San Diego Community Power staff told the Finance & Risk Management Committee on Jan. 16 that a filing extension by San Diego Gas & Electric (SDG&E) is delaying the timing of the agency’s 2025 rate proposal and shifting adoption to early February.
Lucas Buto, senior director of analytics and customer operations, said SDG&E requested and received approval from the California Public Utilities Commission to delay implementation of its 2025 commodity rates from Jan. 1 to Feb. 1, 2025, and to delay consolidated rate filings. That change prompted Community Power staff to move the proposed adoption to the first week of February; staff intends to recommend that the Board adopt rates on Feb. 7 with a retroactive effective date of Feb. 1, 2025, subject to final SDG&E and CPUC numbers.
Buto reviewed the components of Community Power’s rates: generation procurement costs, SDG&E delivery costs, the Power Charge Indifference Adjustment (PCIA), and franchise fees. He explained that customer “vintages” (2020, 2021, 2022) reflect the years of utility procurement commitments and require different rate calculations to maintain equity across customer cohorts.
Buto said SDG&E’s commodity rates were projected in the most recent SDG&E filing to increase about 6.2 percent, and that SDG&E’s next expected consolidated filing was scheduled for Jan. 31, 2025. He emphasized that final values were not yet available and that staff’s recommendations would be based on the final SDG&E filings and any CPUC actions.

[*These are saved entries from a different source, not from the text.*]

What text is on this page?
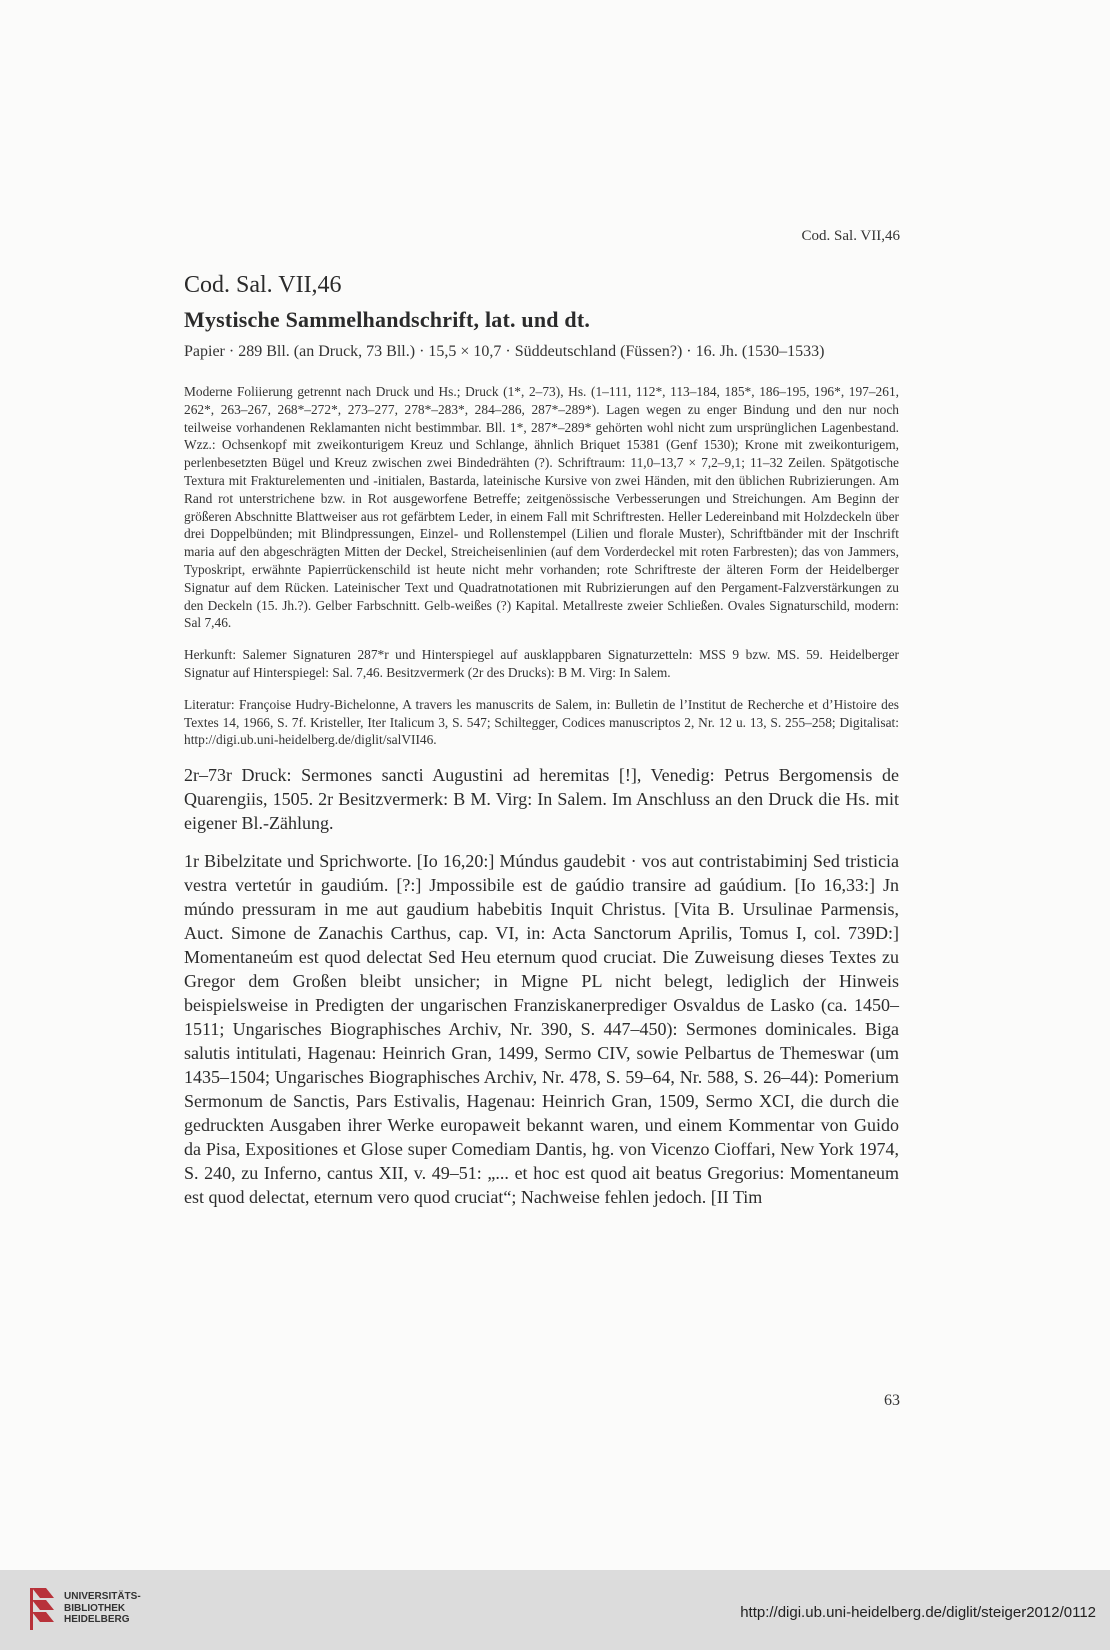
Cod. Sal. VII,46
Cod. Sal. VII,46
Mystische Sammelhandschrift, lat. und dt.
Papier · 289 Bll. (an Druck, 73 Bll.) · 15,5 × 10,7 · Süddeutschland (Füssen?) · 16. Jh. (1530–1533)

Moderne Foliierung getrennt nach Druck und Hs.; Druck (1*, 2–73), Hs. (1–111, 112*, 113–184, 185*, 186–195, 196*, 197–261, 262*, 263–267, 268*–272*, 273–277, 278*–283*, 284–286, 287*–289*). Lagen wegen zu enger Bindung und den nur noch teilweise vorhandenen Reklamanten nicht bestimmbar. Bll. 1*, 287*–289* gehörten wohl nicht zum ursprünglichen Lagenbestand. Wzz.: Ochsenkopf mit zweikonturigem Kreuz und Schlange, ähnlich Briquet 15381 (Genf 1530); Krone mit zweikonturigem, perlenbesetzten Bügel und Kreuz zwischen zwei Bindedrähten (?). Schriftraum: 11,0–13,7 × 7,2–9,1; 11–32 Zeilen. Spätgotische Textura mit Frakturelementen und -initialen, Bastarda, lateinische Kursive von zwei Händen, mit den üblichen Rubrizierungen. Am Rand rot unterstrichene bzw. in Rot ausgeworfene Betreffe; zeitgenössische Verbesserungen und Streichungen. Am Beginn der größeren Abschnitte Blattweiser aus rot gefärbtem Leder, in einem Fall mit Schriftresten. Heller Ledereinband mit Holzdeckeln über drei Doppelbünden; mit Blindpressungen, Einzel- und Rollenstempel (Lilien und florale Muster), Schriftbänder mit der Inschrift maria auf den abgeschrägten Mitten der Deckel, Streicheisenlinien (auf dem Vorderdeckel mit roten Farbresten); das von Jammers, Typoskript, erwähnte Papierrückenschild ist heute nicht mehr vorhanden; rote Schriftreste der älteren Form der Heidelberger Signatur auf dem Rücken. Lateinischer Text und Quadratnotationen mit Rubrizierungen auf den Pergament-Falzverstärkungen zu den Deckeln (15. Jh.?). Gelber Farbschnitt. Gelb-weißes (?) Kapital. Metallreste zweier Schließen. Ovales Signaturschild, modern: Sal 7,46.

Herkunft: Salemer Signaturen 287*r und Hinterspiegel auf ausklappbaren Signaturzetteln: MSS 9 bzw. MS. 59. Heidelberger Signatur auf Hinterspiegel: Sal. 7,46. Besitzvermerk (2r des Drucks): B M. Virg: In Salem.

Literatur: Françoise Hudry-Bichelonne, A travers les manuscrits de Salem, in: Bulletin de l’Institut de Recherche et d’Histoire des Textes 14, 1966, S. 7f. Kristeller, Iter Italicum 3, S. 547; Schiltegger, Codices manuscriptos 2, Nr. 12 u. 13, S. 255–258; Digitalisat: http://digi.ub.uni-heidelberg.de/diglit/salVII46.

2r–73r Druck: Sermones sancti Augustini ad heremitas [!], Venedig: Petrus Bergomensis de Quarengiis, 1505. 2r Besitzvermerk: B M. Virg: In Salem. Im Anschluss an den Druck die Hs. mit eigener Bl.-Zählung.

1r Bibelzitate und Sprichworte. [Io 16,20:] Múndus gaudebit · vos aut contristabiminj Sed tristicia vestra vertetúr in gaudiúm. [?:] Jmpossibile est de gaúdio transire ad gaúdium. [Io 16,33:] Jn múndo pressuram in me aut gaudium habebitis Inquit Christus. [Vita B. Ursulinae Parmensis, Auct. Simone de Zanachis Carthus, cap. VI, in: Acta Sanctorum Aprilis, Tomus I, col. 739D:] Momentaneúm est quod delectat Sed Heu eternum quod cruciat. Die Zuweisung dieses Textes zu Gregor dem Großen bleibt unsicher; in Migne PL nicht belegt, lediglich der Hinweis beispielsweise in Predigten der ungarischen Franziskanerprediger Osvaldus de Lasko (ca. 1450–1511; Ungarisches Biographisches Archiv, Nr. 390, S. 447–450): Sermones dominicales. Biga salutis intitulati, Hagenau: Heinrich Gran, 1499, Sermo CIV, sowie Pelbartus de Themeswar (um 1435–1504; Ungarisches Biographisches Archiv, Nr. 478, S. 59–64, Nr. 588, S. 26–44): Pomerium Sermonum de Sanctis, Pars Estivalis, Hagenau: Heinrich Gran, 1509, Sermo XCI, die durch die gedruckten Ausgaben ihrer Werke europaweit bekannt waren, und einem Kommentar von Guido da Pisa, Expositiones et Glose super Comediam Dantis, hg. von Vicenzo Cioffari, New York 1974, S. 240, zu Inferno, cantus XII, v. 49–51: „... et hoc est quod ait beatus Gregorius: Momentaneum est quod delectat, eternum vero quod cruciat“; Nachweise fehlen jedoch. [II Tim

63
UNIVERSITÄTS-
BIBLIOTHEK
HEIDELBERG	http://digi.ub.uni-heidelberg.de/diglit/steiger2012/0112
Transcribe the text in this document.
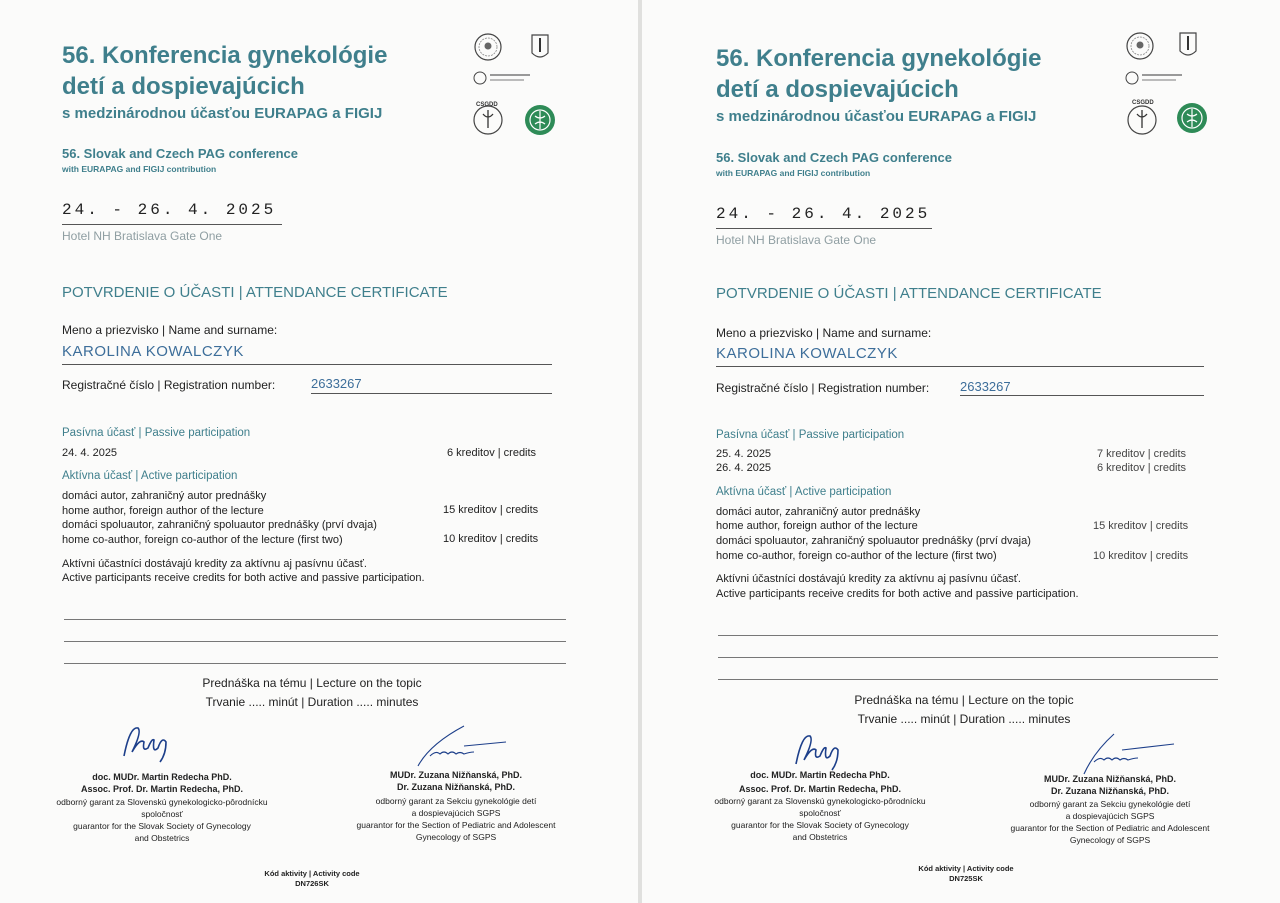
56. Konferencia gynekológie
detí a dospievajúcich
s medzinárodnou účasťou EURAPAG a FIGIJ
56. Slovak and Czech PAG conference
with EURAPAG and FIGIJ contribution
CSGDD
24. - 26. 4. 2025
Hotel NH Bratislava Gate One
POTVRDENIE O ÚČASTI | ATTENDANCE CERTIFICATE
Meno a priezvisko | Name and surname:
KAROLINA KOWALCZYK
Registračné číslo | Registration number:	2633267
Pasívna účasť | Passive participation
24. 4. 2025	6 kreditov | credits
Aktívna účasť | Active participation
domáci autor, zahraničný autor prednášky
home author, foreign author of the lecture	15 kreditov | credits
domáci spoluautor, zahraničný spoluautor prednášky (prví dvaja)
home co-author, foreign co-author of the lecture (first two)	10 kreditov | credits
Aktívni účastníci dostávajú kredity za aktívnu aj pasívnu účasť.
Active participants receive credits for both active and passive participation.
Prednáška na tému | Lecture on the topic
Trvanie ..... minút | Duration ..... minutes
doc. MUDr. Martin Redecha PhD.
Assoc. Prof. Dr. Martin Redecha, PhD.
odborný garant za Slovenskú gynekologicko-pôrodnícku
spoločnosť
guarantor for the Slovak Society of Gynecology
and Obstetrics
MUDr. Zuzana Nižňanská, PhD.
Dr. Zuzana Nižňanská, PhD.
odborný garant za Sekciu gynekológie detí
a dospievajúcich SGPS
guarantor for the Section of Pediatric and Adolescent
Gynecology of SGPS
Kód aktivity | Activity code
DN726SK
56. Konferencia gynekológie
detí a dospievajúcich
s medzinárodnou účasťou EURAPAG a FIGIJ
56. Slovak and Czech PAG conference
with EURAPAG and FIGIJ contribution
CSGDD
24. - 26. 4. 2025
Hotel NH Bratislava Gate One
POTVRDENIE O ÚČASTI | ATTENDANCE CERTIFICATE
Meno a priezvisko | Name and surname:
KAROLINA KOWALCZYK
Registračné číslo | Registration number: 2633267
Pasívna účasť | Passive participation
25. 4. 2025	7 kreditov | credits
26. 4. 2025	6 kreditov | credits
Aktívna účasť | Active participation
domáci autor, zahraničný autor prednášky
home author, foreign author of the lecture	15 kreditov | credits
domáci spoluautor, zahraničný spoluautor prednášky (prví dvaja)
home co-author, foreign co-author of the lecture (first two)	10 kreditov | credits
Aktívni účastníci dostávajú kredity za aktívnu aj pasívnu účasť.
Active participants receive credits for both active and passive participation.
Prednáška na tému | Lecture on the topic
Trvanie ..... minút | Duration ..... minutes
doc. MUDr. Martin Redecha PhD.
Assoc. Prof. Dr. Martin Redecha, PhD.
odborný garant za Slovenskú gynekologicko-pôrodnícku
spoločnosť
guarantor for the Slovak Society of Gynecology
and Obstetrics
MUDr. Zuzana Nižňanská, PhD.
Dr. Zuzana Nižňanská, PhD.
odborný garant za Sekciu gynekológie detí
a dospievajúcich SGPS
guarantor for the Section of Pediatric and Adolescent
Gynecology of SGPS
Kód aktivity | Activity code
DN725SK
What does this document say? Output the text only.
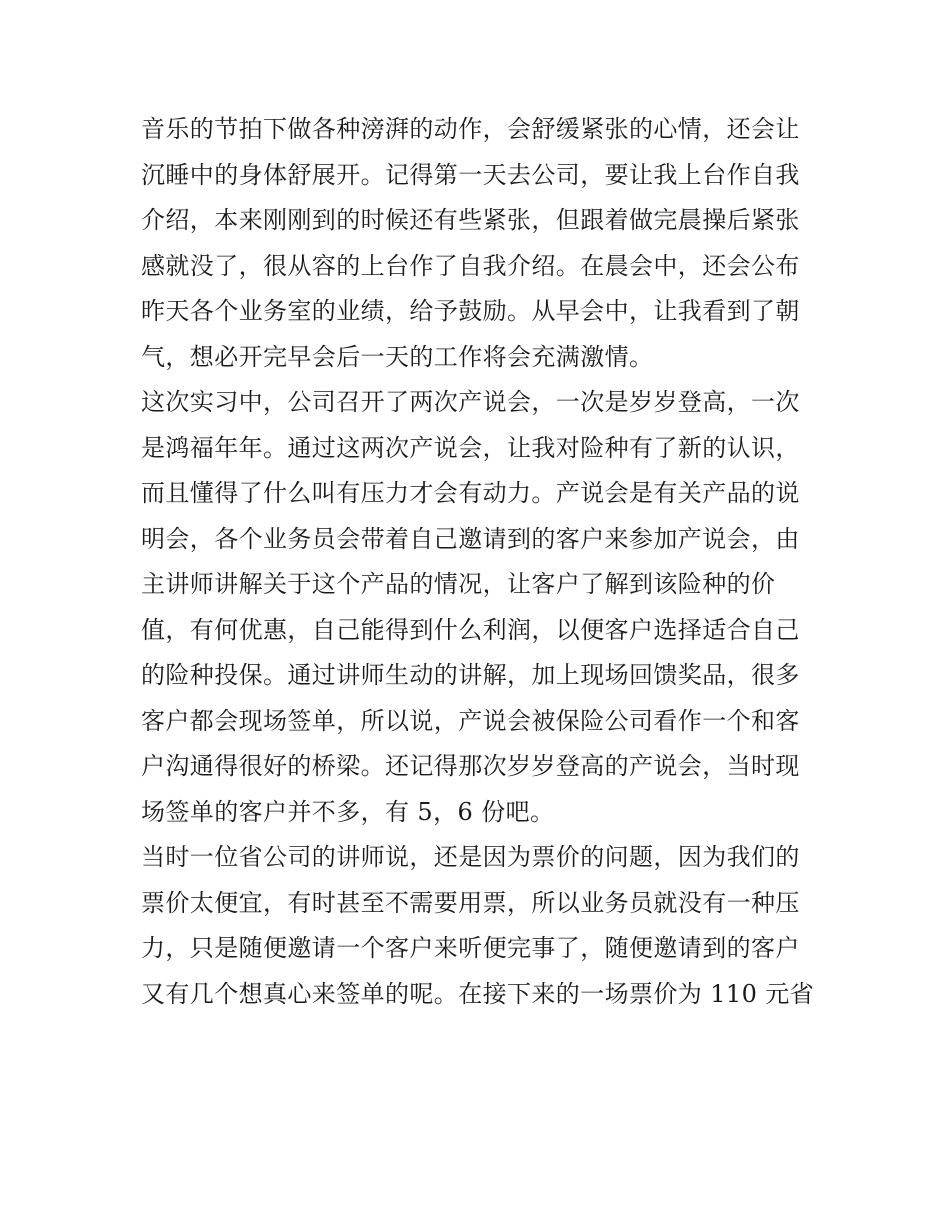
音乐的节拍下做各种滂湃的动作，会舒缓紧张的心情，还会让
沉睡中的身体舒展开。记得第一天去公司，要让我上台作自我
介绍，本来刚刚到的时候还有些紧张，但跟着做完晨操后紧张
感就没了，很从容的上台作了自我介绍。在晨会中，还会公布
昨天各个业务室的业绩，给予鼓励。从早会中，让我看到了朝
气，想必开完早会后一天的工作将会充满激情。
这次实习中，公司召开了两次产说会，一次是岁岁登高，一次
是鸿福年年。通过这两次产说会，让我对险种有了新的认识，
而且懂得了什么叫有压力才会有动力。产说会是有关产品的说
明会，各个业务员会带着自己邀请到的客户来参加产说会，由
主讲师讲解关于这个产品的情况，让客户了解到该险种的价
值，有何优惠，自己能得到什么利润，以便客户选择适合自己
的险种投保。通过讲师生动的讲解，加上现场回馈奖品，很多
客户都会现场签单，所以说，产说会被保险公司看作一个和客
户沟通得很好的桥梁。还记得那次岁岁登高的产说会，当时现
场签单的客户并不多，有 5，6 份吧。
当时一位省公司的讲师说，还是因为票价的问题，因为我们的
票价太便宜，有时甚至不需要用票，所以业务员就没有一种压
力，只是随便邀请一个客户来听便完事了，随便邀请到的客户
又有几个想真心来签单的呢。在接下来的一场票价为 110 元省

A rates and strategy manager introduced as Aaron (last name not specified) spoke briefly; he was present during the briefing. Committee members asked how vintage assignments affect ratepayers; staff replied that customers are assigned vintages based on the date they enrolled in Community Power service.
The item was received for the record; staff will present a formal rate proposal to the Board in early February once final SDG&E and CPUC data are available.